I always try to teach my kids the difference between needs and wants.
You need to eat dinner; you want to eat at Chipotle.
The same applies to an IRS offer in compromise.
You need to keep the IRS out of your affairs, and live free from levies and seizures of your property. You need peace from the IRS.
But you have seen TV and radio advertisements for the IRS offer in compromise program, and may want to settle and no longer have a tax debt. You want what you’ve been sold and told – that an offer in compromise is simple, easy, and everyone qualifies.
The hard truth is that an offer in compromise is often not necessary, and everyone does not qualify. There other less intrusive – and less costly – ways to handle an IRS problem. And that could be all you need.
Before you jump into an offer in compromise, consider the following:
- Your age and dependents. You may be at a point in life where you can live with owing the IRS, but simply want to ensure that they stay out of your affairs – no levies on your wages, social security, or your other property. Quiet is good. The IRS has a program for this – it is called currently uncollectible, and it keeps the IRS out of your life. If you are granted currently uncollectible status, the IRS will agree to not force you to make any payments, and will not take any action to collect against you (even though you will still owe them). The result is the same as in offer in compromise: the IRS is effectively out of your life and will leave you alone. You can live with owing the IRS; you cannot live with them bothering you. And you do not need an offer in compromise to accomplish that – currently uncollectible is a simpler and less time-consuming process.
- Need for release of tax lien. A benefit of the offer in compromise is that acceptance will result in the IRS releasing all Federal tax liens against you. The release of the lien could improve your credit, and give you back equity in your house. It could also allow you to purchase a house. But do you really need the benefits of a tax lien release? Do you need to improve your credit, or purchase property? Do you have minimal assets anyway, so that the tax lien is of no real value to the IRS? Also, an IRS tax lien is usually good for only 10 years, and your tax debt may be old enough that the liens will soon expire anyway, without a compromise.
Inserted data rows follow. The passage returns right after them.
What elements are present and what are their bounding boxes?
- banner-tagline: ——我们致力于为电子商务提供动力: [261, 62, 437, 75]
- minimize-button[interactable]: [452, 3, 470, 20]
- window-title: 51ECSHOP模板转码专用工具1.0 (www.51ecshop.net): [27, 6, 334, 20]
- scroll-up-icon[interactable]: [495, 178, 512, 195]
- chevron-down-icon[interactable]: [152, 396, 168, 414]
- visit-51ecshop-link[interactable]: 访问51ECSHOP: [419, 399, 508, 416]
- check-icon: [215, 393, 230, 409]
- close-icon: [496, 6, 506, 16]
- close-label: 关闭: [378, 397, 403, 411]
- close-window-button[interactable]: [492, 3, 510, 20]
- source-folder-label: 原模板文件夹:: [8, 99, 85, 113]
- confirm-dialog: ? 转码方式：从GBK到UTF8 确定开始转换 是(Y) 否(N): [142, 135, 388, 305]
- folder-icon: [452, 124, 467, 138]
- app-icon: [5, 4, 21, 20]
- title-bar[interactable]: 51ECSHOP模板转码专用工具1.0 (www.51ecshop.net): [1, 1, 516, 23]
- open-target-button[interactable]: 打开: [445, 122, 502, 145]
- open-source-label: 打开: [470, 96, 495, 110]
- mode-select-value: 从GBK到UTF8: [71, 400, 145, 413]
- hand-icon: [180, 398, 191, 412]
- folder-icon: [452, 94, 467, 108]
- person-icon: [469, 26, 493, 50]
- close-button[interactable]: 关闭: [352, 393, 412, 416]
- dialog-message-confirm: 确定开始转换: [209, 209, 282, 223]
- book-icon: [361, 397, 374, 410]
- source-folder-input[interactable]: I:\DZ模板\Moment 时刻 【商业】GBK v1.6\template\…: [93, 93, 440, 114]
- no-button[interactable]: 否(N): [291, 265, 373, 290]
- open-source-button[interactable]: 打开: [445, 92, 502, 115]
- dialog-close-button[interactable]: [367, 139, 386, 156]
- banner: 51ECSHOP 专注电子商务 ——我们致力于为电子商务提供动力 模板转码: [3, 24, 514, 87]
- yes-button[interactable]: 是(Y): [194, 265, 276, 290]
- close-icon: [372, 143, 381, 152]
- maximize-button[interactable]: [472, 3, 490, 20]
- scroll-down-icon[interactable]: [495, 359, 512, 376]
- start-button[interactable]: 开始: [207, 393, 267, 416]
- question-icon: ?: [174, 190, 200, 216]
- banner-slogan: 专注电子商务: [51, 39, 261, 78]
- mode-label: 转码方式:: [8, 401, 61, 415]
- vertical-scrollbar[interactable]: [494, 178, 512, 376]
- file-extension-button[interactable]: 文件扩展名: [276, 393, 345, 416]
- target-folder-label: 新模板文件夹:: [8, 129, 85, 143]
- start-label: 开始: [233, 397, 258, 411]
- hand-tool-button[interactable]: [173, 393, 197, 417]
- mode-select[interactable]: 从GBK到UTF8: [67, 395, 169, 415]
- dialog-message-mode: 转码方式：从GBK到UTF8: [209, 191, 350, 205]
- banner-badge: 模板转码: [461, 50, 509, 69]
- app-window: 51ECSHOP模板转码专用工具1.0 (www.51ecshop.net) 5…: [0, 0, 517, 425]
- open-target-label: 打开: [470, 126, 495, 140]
- Future increase in income. Do you anticipate your income increasing? If so, now could be a good time to consider an offer in compromise. More income could have a negative impact on your compromise, raising the settlement value or even resulting in rejection. But if your income is steady, the need to settle may not be as urgent. With steady income, you may qualify for an IRS installment agreement. The nice part about installment agreements is that they do not have to result in full payment to the IRS. By law, the IRS has to give you the payment plan you can afford, after application of their internal budget guidelines. You can owe $100,000 and pay $100/month. As the IRS has 10 years to collect from you, the most you would pay over a full ten years at $100/month is $12,000. That’s settling $100,000 for $12,000, all without an offer in compromise.
- IRS collection statute expiration date. IRS tax debts come to an end, and that should include yours. An offer in compromise is not the only way to do away with the IRS. Time puts an end to tax problems. From the date you first owed the IRS, they have 10 years to collect from you. Consider this: An offer in compromise can take 12 months to investigate, after which the IRS will give you 24 months to pay the settlement. That’s a total of 36 months until an offer in compromise is completed and you have a fresh start. But if the IRS only has three years left to collect, an offer in compromise would not necessarily get you out of tax debt any sooner than letting the clock tick.
An offer in compromise is not a simple process. The IRS has very specific guidelines to determine if settlement should be approved. Those guidelines include imposing budget restrictions on your living expenses, which can create an ability to pay (according to the IRS) that is different from your reality. The end result is often offer in compromise rejection.
Also, bear in mind that that IRS rejects about 60% of the offers it receives. With that in mind, before jumping in with an offer in compromise, it is important to understand if it is necessary – do you need to settle or want to? – and what better options exist to accomplish your goals.